(WINDSOR, ON) – On Friday, an Ontario judge released his ruling on a lawsuit filed by the Canadian Union of Public Employees. It charged Premier Kathleen Wynne and her key government ministers were guilty of committing malfeasance in the sale of Hydro One shares.
Filed by CUPE, along with its leader Fred Hahn, Diane Dowling, and John Clark in December of last year, the suit alleged the government knew selling Hydro One would hurt the people of Ontario. Further, the suit claimed the deal was structured in such a way as to financially benefit the government, consultants, and bankers.
Early on the government tried to have the suit dismissed by claiming parliamentary privilege. Justice Cavanagh, who heard the arguments, decided to deny the objection. CUPE called that a victory which will ensure the Premier and Ministers can’t hide behind legislative privilege.
“We are pleased, and ultimately relieved, that the judge ruled the Premier and her Ministers cannot hide behind parliamentary privilege,” said Hahn. “This was the crux of the government’s motion to dismiss, claiming they were not subject to the same law as the rest of us. It is critical to our democracy that the judge dismissed this argument.”

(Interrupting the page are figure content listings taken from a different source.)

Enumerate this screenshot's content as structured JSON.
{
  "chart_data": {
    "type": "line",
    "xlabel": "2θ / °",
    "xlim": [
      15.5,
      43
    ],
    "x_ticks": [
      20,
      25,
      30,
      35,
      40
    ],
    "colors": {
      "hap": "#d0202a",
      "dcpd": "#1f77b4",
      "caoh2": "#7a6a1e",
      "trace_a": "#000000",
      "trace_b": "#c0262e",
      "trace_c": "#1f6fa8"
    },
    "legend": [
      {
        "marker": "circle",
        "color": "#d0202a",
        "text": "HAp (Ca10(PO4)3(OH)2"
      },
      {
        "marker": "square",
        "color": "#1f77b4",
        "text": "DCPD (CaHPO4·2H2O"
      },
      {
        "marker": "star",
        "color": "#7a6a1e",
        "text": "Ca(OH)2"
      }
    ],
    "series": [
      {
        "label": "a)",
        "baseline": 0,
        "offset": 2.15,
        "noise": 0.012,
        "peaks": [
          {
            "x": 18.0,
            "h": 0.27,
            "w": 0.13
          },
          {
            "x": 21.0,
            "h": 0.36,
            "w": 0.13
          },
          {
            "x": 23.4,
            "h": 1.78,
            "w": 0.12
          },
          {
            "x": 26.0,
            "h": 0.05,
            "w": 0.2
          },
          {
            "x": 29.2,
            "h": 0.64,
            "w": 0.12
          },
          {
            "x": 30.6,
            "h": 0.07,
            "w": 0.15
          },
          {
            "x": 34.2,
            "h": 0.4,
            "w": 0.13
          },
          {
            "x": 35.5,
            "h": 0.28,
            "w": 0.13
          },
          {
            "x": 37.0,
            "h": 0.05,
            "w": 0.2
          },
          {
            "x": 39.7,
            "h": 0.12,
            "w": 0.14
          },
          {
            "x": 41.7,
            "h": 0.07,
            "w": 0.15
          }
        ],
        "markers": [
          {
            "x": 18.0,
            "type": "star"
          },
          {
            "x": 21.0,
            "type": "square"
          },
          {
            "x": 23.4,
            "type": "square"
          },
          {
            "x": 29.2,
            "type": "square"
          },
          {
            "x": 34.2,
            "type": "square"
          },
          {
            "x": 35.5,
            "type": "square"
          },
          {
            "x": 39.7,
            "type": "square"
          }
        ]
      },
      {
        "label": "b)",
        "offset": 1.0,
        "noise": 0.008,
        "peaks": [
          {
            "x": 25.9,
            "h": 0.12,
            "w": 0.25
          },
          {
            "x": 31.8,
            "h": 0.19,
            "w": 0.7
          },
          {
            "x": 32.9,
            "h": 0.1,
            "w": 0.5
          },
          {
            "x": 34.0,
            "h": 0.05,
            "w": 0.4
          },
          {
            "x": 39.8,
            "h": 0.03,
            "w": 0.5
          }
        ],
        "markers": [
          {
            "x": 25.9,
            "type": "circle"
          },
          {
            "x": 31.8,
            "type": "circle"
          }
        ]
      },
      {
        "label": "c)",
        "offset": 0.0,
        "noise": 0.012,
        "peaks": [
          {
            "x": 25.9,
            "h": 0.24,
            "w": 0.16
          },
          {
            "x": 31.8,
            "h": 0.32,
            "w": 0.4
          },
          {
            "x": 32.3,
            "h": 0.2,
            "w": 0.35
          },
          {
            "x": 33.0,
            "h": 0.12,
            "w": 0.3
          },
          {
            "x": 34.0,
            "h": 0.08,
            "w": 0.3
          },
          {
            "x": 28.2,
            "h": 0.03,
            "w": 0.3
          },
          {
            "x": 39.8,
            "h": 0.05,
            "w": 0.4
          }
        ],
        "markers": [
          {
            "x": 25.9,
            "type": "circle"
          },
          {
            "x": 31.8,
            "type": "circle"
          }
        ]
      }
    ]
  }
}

On the matter of misfeasance, the judge ruled the pleading was unsupported.
Hahn says his union knows it can support its allegations that, “… the government’s decision was not in the best interest of the people of Ontario, we know they structured the deal in a way that benefitted bankers and consultants operating as middle men on the deal.”
He added that all of the union’s allegations were based on matters of public record and went on to say elected members of the government are not allowed to, “… use their power to knowingly make a decision that will hurt the people of Ontario and benefit themselves. This is precisely the type of improper conduct by government officials that the law of misfeasance in public office is supposed to prevent.”
CUPE says it is now looking into appealing the decision.